It’s been three months since the GSoC started and it’s come to the end. First of all, I greatly appreciate my mentors (jmaher and armenzg) . I have learned tons of things from them and it would have been impossible to get here without their help. I also must say thank you to dustin, martiansideofthemoon and anyone who has helped me during these past three months. I really enjoy working with the people in the A-team and the Mozilla community. I believe I will keep being involved as long as possible!

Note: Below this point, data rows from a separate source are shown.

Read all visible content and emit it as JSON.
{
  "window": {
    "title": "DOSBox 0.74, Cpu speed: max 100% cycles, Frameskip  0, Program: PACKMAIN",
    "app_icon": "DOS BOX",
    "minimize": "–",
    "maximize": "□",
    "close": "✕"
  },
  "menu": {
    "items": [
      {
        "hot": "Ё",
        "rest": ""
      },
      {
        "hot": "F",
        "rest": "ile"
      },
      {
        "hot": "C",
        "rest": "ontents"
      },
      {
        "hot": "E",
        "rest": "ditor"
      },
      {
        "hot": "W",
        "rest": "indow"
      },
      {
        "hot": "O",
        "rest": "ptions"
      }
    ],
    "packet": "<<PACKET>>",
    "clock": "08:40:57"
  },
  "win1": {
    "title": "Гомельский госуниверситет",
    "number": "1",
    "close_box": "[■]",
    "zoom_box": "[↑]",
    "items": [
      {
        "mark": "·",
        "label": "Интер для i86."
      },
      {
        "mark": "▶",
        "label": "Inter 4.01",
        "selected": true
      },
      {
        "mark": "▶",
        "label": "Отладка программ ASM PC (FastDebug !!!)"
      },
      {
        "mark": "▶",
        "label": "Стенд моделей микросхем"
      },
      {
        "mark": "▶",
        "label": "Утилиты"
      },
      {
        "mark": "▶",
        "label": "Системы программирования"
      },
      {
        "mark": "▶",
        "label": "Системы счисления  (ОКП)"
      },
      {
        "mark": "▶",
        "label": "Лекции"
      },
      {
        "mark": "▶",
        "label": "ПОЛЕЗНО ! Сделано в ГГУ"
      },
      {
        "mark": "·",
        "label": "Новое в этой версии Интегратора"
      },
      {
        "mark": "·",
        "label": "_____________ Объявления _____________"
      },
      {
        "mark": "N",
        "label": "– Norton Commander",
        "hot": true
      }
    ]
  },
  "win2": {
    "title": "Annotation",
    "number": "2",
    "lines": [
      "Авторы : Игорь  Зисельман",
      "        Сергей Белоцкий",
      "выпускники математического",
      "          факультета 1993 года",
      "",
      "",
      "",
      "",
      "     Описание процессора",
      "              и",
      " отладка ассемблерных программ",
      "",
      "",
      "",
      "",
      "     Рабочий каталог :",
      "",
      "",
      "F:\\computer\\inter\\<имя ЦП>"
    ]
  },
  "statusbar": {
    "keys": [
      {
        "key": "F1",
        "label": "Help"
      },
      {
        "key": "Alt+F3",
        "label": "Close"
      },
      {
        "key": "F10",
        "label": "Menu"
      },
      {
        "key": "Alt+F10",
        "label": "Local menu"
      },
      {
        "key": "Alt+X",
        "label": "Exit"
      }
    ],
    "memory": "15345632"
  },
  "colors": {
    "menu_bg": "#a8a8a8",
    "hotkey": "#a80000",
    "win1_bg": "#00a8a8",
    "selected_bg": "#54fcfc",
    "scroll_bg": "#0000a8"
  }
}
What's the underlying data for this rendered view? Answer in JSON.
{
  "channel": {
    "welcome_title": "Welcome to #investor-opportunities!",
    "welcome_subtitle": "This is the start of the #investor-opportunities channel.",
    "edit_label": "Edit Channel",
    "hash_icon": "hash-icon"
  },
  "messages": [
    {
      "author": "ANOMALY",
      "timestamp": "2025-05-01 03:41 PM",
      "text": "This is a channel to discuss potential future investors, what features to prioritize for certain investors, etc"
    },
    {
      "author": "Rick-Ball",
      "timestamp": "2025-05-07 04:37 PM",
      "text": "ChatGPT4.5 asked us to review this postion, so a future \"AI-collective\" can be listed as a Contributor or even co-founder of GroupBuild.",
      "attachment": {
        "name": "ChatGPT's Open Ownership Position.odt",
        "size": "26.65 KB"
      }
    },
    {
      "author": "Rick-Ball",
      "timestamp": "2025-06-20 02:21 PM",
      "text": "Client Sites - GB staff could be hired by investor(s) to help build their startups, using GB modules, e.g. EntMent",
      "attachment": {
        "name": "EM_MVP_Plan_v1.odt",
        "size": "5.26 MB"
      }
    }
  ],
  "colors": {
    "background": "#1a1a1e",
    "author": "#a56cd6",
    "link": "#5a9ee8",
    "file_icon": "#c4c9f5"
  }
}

This GSoC project involved several parts- (1) refactor SETA’s code and make it robust (2) make SETA work on Heroku (3) Reduce database size and use data from other systems (4) Integrate with the Gecko decision task
For code refactoring, we’ve fixed many existing pep8 errors and added flask8 support in #PR87 . We’ve also verified and removed some redundant packages from requirement.txt because we no longer needed them. Furthermore, in order to make the codebase more readable and easy to test, we started using sqlalchemy to do the database operations instead of embedded SQL statements and added some tests for it in #PR109. Sqlalchemy turned out to be a fantastic choice for us because it does not only makes tests easier to write, but it also give us faster database querying and storing. In #PR84, we use fetch_json instead of the pushlog endpoint which make things cleaner. As a bonus point, we fixed insert key errors in #PR92 and added a failure column in #PR82. We’ve also made SETA display job results appropriately in #PR90. In #PR91, we made linux64 debug jobs be visible on SETA. At the moment it’s not only useful on linux64 debug jobs but it also works for other job data that comes from Taskcluster.

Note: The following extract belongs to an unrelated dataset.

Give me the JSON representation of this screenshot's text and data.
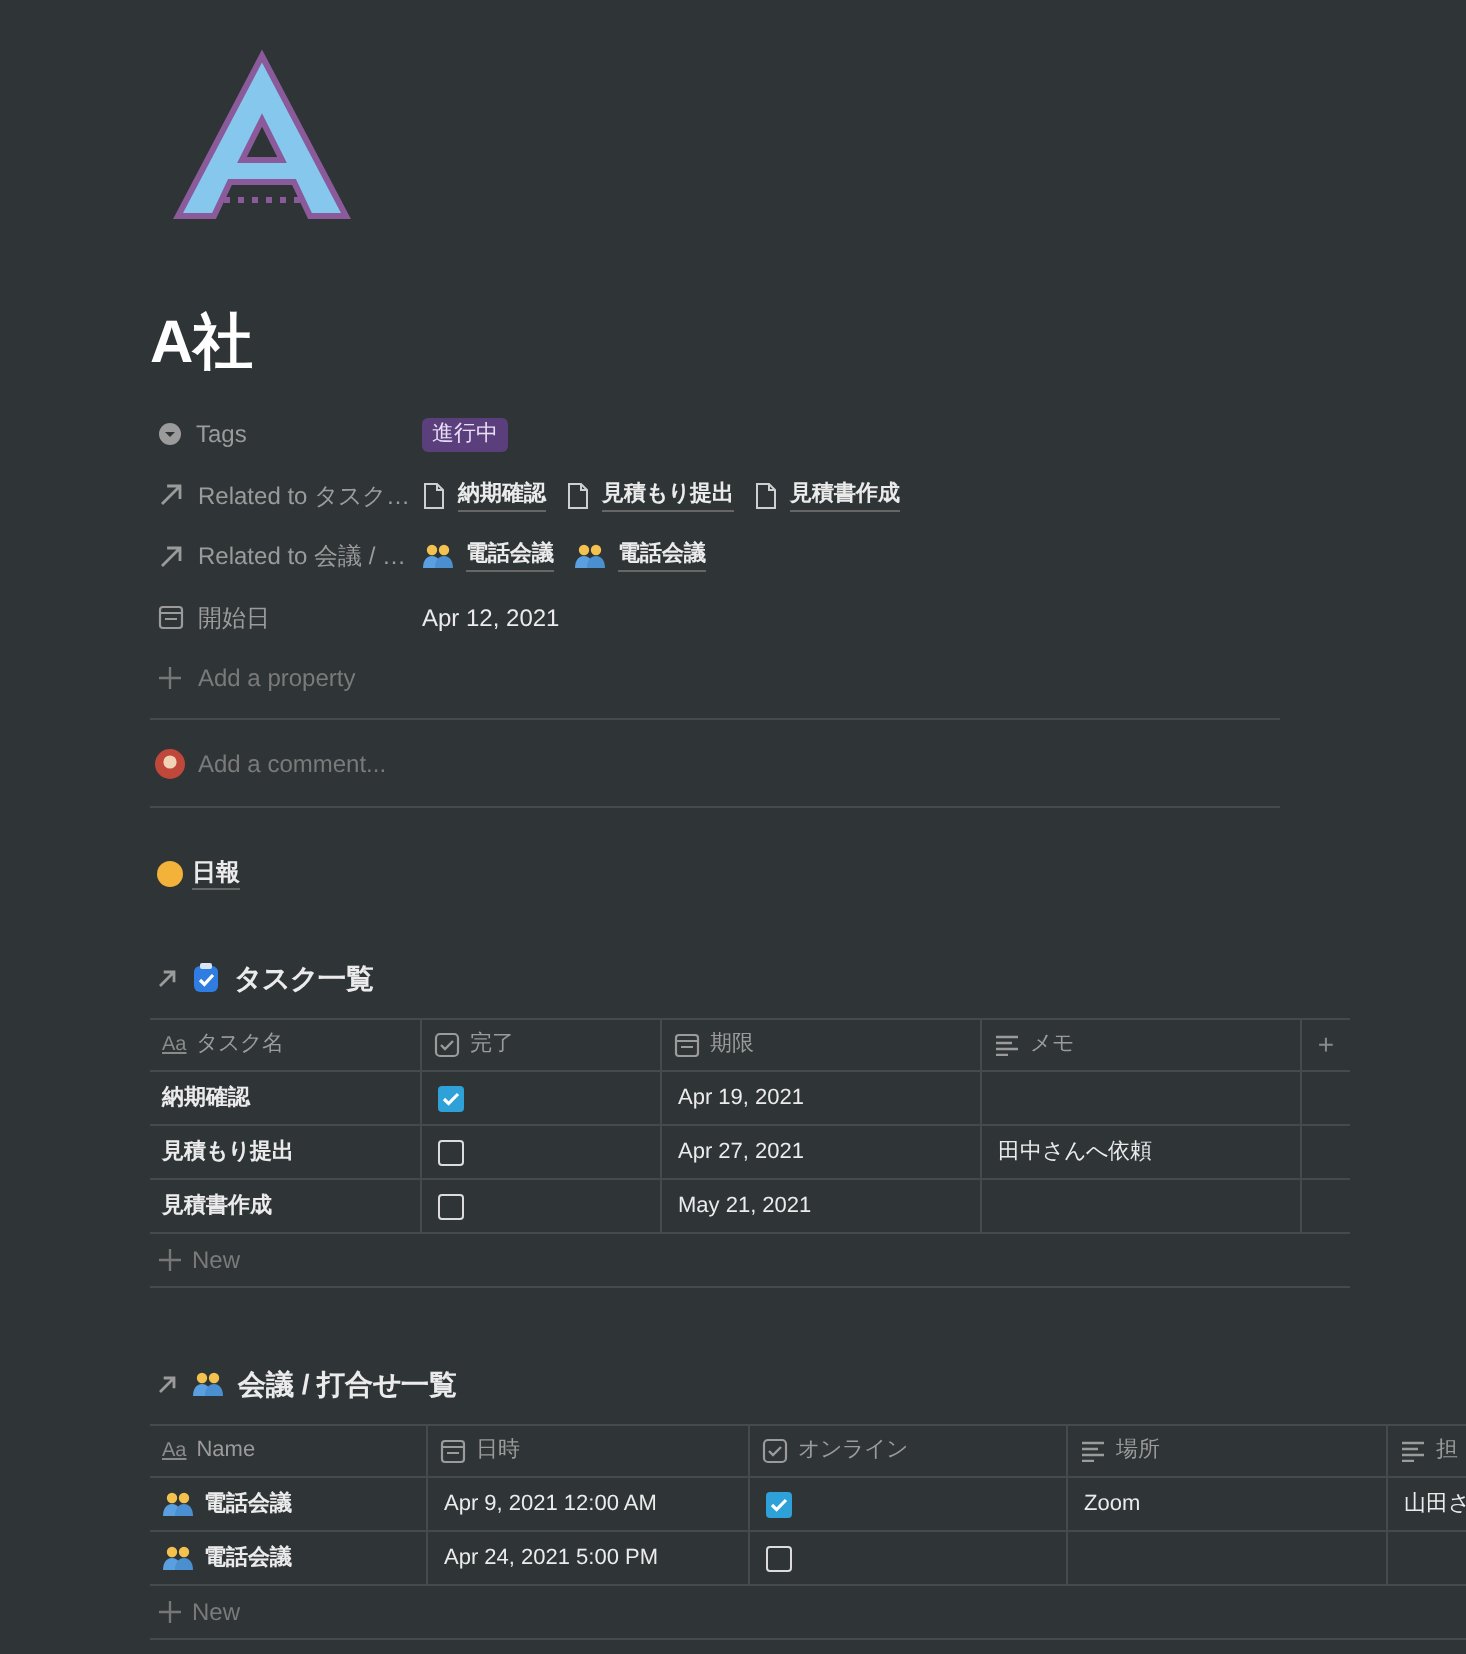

The second part of this project is make SETA works on heroku, and all the related PRs are included in MikeLing/ouija-rewrite branch. First of all, we need migrate our database from mysql to postgresql(it’s default database on heroku) and things become much more easier after we switch to the sqlalchemy [PR]. Secondly, we need to make updatedb.py and failures.py(we use these two scripts to update our database and store our analysis results) running automatically[PR]. Then, we add a stage server for SETA, it could do pre-deployment validation as what has been done in treeherder and avoid breaking something accidently in the target server. I must say thank you to armenzg again because he gives me a lot of helps on this and helps me fork repo to the stage server. Anyway, we couldn’t works well on the heroku without armen’s help 🙂
The final piece of this project is to integrate with the Gecko decision task. On the server side, we separated Taskcluster jobs from Buildbot jobs and started listing all low value jobs to ensure that we run brand new jobs by default in #PR101 and #PR113. TaskCluster can query the low value job list from the server side and can create decision task based on it (You can check it out on http://seta-dev.herokuapp.com/data/setadetails/?taskcluster=1)
We also found a way to identify new jobs from runnablejobs.json and remove expired jobs from preseed.json in #RP112. In bug 1287018, we try to figure out how to make TaskCluster use data from SETA to schedule tasks and I committed several patches about it. The Gecko decision task is the vital part for our task scheduling and a lot of things need to be discussed in there. This is now a stretch goal for this project and I will keep working on it after GSoC work period :).